MoE vs Dense — Tradeoffs in Practice

Dimension	Dense Model	MoE Model
Parameters per token activated	100% (all params)	K/N fraction (e.g., 25% if K=2, N=8)
Total memory required	Model size	Full model size (all experts must fit in memory)
Inference compute (FLOPs)	Scales with total params	Scales with active params only
Distributed inference complexity	Standard tensor/pipeline parallelism	Expert parallelism required; all-to-all communication between GPUs
Training stability	Well-understood, stable	Requires careful load balancing; can collapse
Quality per active FLOP	Baseline	Higher — more total capacity helps reasoning

The practical summary: MoE gives you better quality per FLOP at the cost of more total memory and higher distributed system complexity. For organizations running massive inference workloads (where compute cost per token matters enormously), MoE is a compelling choice. For teams running models on a single machine or needing predictable, simple inference, dense models are easier to operate.

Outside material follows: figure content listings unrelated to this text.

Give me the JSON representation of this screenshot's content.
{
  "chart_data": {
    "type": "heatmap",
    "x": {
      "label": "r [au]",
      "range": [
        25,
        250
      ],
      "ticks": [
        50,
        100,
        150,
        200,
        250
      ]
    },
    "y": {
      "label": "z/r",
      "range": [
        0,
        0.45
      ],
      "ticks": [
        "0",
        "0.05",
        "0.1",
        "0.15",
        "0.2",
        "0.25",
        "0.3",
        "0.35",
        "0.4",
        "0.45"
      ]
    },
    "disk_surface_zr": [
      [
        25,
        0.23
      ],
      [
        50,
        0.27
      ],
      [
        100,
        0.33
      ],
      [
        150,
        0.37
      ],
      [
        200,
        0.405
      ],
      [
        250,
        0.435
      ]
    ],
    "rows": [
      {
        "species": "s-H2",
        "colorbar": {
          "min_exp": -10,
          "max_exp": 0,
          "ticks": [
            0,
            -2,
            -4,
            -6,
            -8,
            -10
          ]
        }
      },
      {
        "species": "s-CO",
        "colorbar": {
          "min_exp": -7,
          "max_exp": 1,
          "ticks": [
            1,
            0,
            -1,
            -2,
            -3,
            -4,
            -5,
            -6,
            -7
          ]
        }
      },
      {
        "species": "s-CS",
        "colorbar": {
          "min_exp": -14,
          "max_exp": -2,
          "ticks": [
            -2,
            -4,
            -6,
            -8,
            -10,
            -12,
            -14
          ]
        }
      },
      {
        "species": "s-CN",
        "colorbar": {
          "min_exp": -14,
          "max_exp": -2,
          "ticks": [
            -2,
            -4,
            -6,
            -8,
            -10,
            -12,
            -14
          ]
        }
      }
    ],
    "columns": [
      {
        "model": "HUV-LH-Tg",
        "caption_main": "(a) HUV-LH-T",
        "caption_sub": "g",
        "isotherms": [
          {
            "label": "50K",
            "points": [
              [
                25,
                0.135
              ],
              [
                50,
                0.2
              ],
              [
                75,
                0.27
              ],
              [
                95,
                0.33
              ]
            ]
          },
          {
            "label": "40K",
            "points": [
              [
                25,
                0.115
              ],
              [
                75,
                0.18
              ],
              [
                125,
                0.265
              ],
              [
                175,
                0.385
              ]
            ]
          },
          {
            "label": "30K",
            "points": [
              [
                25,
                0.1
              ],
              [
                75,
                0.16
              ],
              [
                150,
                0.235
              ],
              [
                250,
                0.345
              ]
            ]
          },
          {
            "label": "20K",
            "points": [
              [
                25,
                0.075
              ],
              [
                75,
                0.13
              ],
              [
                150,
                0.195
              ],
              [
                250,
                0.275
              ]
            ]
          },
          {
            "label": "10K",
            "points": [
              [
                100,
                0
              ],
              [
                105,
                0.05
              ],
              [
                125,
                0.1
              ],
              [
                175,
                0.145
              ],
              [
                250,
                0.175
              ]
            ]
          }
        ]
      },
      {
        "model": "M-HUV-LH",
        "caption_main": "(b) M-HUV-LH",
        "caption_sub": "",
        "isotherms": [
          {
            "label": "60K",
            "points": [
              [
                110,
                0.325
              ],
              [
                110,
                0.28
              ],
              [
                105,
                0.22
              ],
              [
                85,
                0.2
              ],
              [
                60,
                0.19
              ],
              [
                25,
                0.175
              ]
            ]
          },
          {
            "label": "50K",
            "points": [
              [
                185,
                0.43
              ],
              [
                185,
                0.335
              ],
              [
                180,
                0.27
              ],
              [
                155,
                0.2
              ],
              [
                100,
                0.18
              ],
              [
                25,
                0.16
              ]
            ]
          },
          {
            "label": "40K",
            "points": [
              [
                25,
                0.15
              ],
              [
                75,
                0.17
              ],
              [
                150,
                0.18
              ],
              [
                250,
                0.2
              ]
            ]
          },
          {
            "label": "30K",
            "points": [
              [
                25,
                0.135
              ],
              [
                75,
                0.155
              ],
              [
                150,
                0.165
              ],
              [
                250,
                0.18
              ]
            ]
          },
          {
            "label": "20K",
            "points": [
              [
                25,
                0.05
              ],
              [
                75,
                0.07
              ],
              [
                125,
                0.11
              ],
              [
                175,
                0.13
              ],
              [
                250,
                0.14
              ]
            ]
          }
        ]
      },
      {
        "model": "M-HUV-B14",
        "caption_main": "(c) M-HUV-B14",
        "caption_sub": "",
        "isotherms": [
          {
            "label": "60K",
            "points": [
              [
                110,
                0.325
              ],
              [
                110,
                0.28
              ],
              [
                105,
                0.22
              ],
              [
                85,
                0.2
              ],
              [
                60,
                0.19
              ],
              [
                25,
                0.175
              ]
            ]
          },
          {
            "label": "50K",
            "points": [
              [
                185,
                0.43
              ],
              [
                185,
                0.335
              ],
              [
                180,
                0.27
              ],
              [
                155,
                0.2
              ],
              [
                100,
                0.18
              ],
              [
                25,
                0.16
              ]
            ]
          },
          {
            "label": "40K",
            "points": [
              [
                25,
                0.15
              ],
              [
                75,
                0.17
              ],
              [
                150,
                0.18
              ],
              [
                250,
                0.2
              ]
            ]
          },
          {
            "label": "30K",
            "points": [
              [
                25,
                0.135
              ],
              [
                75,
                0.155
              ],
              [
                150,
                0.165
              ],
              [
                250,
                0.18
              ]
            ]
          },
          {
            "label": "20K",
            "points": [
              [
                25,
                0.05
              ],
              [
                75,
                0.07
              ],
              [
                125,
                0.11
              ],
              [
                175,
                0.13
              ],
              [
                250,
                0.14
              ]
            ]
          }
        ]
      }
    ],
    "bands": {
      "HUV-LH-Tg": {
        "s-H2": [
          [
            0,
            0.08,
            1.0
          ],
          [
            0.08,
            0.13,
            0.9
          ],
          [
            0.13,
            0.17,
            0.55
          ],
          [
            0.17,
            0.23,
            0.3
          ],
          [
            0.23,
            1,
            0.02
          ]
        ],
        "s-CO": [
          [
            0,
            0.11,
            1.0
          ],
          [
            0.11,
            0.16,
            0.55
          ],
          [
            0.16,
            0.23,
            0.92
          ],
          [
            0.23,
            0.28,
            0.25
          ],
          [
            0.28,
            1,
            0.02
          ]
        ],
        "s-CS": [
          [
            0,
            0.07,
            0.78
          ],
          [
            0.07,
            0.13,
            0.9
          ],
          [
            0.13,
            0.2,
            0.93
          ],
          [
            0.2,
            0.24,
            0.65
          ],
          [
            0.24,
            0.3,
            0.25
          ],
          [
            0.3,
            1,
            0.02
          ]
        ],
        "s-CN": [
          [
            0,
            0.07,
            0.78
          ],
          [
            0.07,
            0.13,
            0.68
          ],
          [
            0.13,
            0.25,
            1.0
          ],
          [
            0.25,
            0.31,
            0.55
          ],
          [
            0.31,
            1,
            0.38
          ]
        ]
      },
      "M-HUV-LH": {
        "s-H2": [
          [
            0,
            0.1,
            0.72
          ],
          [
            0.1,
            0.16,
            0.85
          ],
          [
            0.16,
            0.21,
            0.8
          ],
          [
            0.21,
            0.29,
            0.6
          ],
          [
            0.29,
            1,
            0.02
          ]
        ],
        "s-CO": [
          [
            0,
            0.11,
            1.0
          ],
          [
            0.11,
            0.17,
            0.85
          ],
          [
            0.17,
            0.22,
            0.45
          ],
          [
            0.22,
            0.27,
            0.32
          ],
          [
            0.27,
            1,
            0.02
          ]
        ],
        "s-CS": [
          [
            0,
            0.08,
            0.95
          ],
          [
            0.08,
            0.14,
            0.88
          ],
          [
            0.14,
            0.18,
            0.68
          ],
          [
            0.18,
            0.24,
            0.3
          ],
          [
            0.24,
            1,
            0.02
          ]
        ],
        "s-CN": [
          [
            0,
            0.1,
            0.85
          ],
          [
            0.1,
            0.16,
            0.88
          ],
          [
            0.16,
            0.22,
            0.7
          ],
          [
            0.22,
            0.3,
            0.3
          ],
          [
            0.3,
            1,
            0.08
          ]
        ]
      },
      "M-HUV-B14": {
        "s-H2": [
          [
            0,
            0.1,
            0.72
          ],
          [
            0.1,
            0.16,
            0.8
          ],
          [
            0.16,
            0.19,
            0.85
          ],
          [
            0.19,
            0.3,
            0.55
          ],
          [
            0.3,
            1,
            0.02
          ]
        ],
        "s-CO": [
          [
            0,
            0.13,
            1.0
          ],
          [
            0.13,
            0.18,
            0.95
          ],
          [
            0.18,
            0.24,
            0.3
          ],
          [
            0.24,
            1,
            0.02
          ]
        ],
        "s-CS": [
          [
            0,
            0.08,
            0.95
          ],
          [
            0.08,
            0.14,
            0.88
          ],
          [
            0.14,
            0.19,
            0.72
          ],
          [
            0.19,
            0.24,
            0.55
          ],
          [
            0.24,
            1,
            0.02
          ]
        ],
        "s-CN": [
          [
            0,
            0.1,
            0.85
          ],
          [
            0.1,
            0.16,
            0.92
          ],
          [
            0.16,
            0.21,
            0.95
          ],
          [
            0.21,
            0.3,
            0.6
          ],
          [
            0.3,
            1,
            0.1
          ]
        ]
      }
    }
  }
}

Checklist: Do You Understand This?

What does it mean to "decouple model capacity from compute cost" in MoE?
In an MoE transformer, what component does the set of N expert FFNs replace?
Describe how the router selects which experts to activate for a given token.
What is expert collapse, and why does it happen during training?
Name two techniques used to encourage load balancing across experts during training.
What did the Switch Transformer demonstrate, and what routing approach did it use?
In a MoE model with 8 experts and K=2, what fraction of FFN parameters are active per token, and what fraction must fit in memory for inference?
Why does distributed inference of MoE models require "expert parallelism" and inter-GPU communication that dense models do not?